Beijing’s motivation for opening up its fund industry appears to be fairly simple: it wants to encourage more product and service innovation and customisation than local fund managers can offer, particularly to its institutional investors. These asset owners held 45.4% of all fund shares as of June 2019, KPMG said.
“The emergence of foreign asset managers in China is helpful for institutional investors, because these managers will bring in more strategies from overseas markets and drive innovation in the domestic market,” Cliff Sheng, partner at McKinsey & Company, told AsianInvestor.
Foreign managers could particularly help offer new products that focus on absolute alpha and beta, which would help the institutional investors better meet their return targets for specific portfolios, he said.
Absolute alpha strategies, which target absolute returns, require complicated structures and modelling. Institutional investors like pension funds often lack such expertise and so offer such mandates to external managers.
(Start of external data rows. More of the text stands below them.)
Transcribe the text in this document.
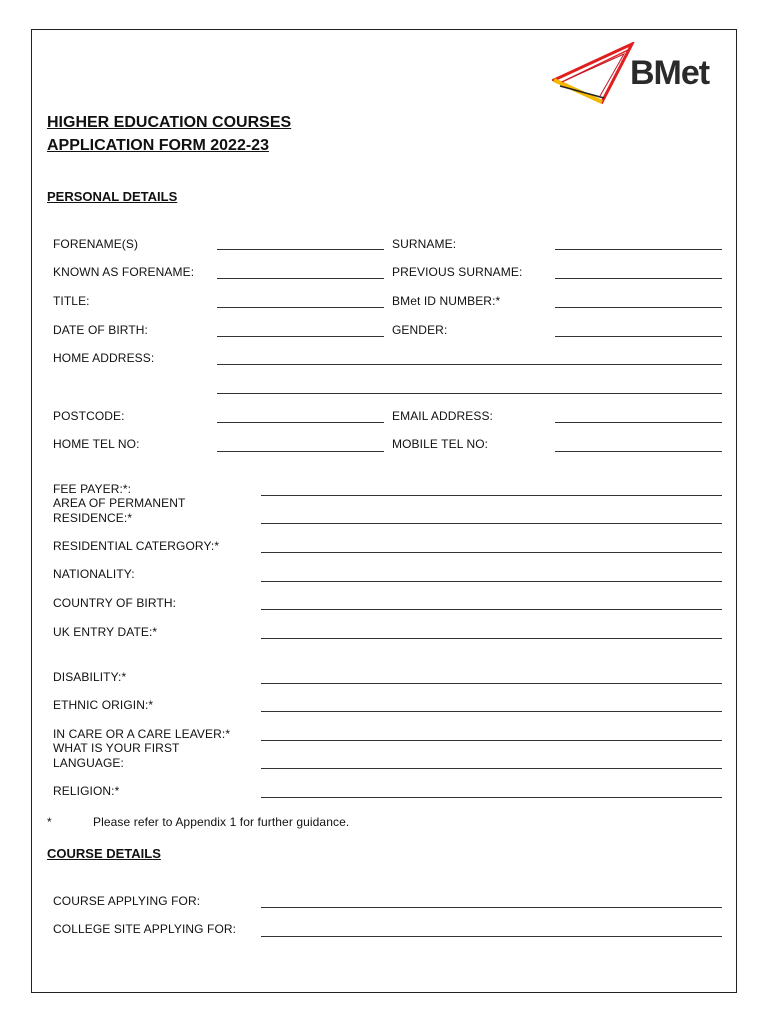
BMet
HIGHER EDUCATION COURSES
APPLICATION FORM 2022-23
PERSONAL DETAILS
FORENAME(S)	SURNAME:
KNOWN AS FORENAME:	PREVIOUS SURNAME:
TITLE:	BMet ID NUMBER:*
DATE OF BIRTH:	GENDER:
HOME ADDRESS:
POSTCODE:	EMAIL ADDRESS:
HOME TEL NO:	MOBILE TEL NO:
FEE PAYER:*:
AREA OF PERMANENT
RESIDENCE:*
RESIDENTIAL CATERGORY:*
NATIONALITY:
COUNTRY OF BIRTH:
UK ENTRY DATE:*
DISABILITY:*
ETHNIC ORIGIN:*
IN CARE OR A CARE LEAVER:*
WHAT IS YOUR FIRST
LANGUAGE:
RELIGION:*
*	Please refer to Appendix 1 for further guidance.
COURSE DETAILS
COURSE APPLYING FOR:
COLLEGE SITE APPLYING FOR:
They have become more popular globally in recent years.
The entrance of more foreign managers means that a larger array of investment houses will be able to deliver on such niche strategies. In addition international fund managers also tend to be better than local firms at offering exchange-traded funds or smart-beta products, which target beta returns, he added.
While Chinese fund houses offer many traditional strategies like growth and value investing, foreign asset managers could seek to offer less developed alternative strategies such as multi-asset, absolute return and quantitative strategies. That would help to evolve this investment space in China, Leo Shen, wealth business leader for China at Mercer, told AsianInvestor.
The entrance of more foreign fund houses could even help expand the investible available investment universes. Currently investors are largely forced to invest in onshore assets, and there are many constraints over product structures and how they can use derivatives. But foreign players could use their offshore experience to lobby for and promote the innovation of new investment products, Shen added.
“It’s good to see more top-notched fund houses enter the China market as they can bring better investment management ideas to the industry,” Benjamin Deng, group chief investment officer of China Pacific Insurance Company, told AsianInvestor.
Introducing more foreign managers may also help to instill western investment philosophies, such as investment fundamentals over shorter term speculation. Building an appreciation of this approach would also benefit China’s capital markets, which are often very volatile, Wang of Morningstar added.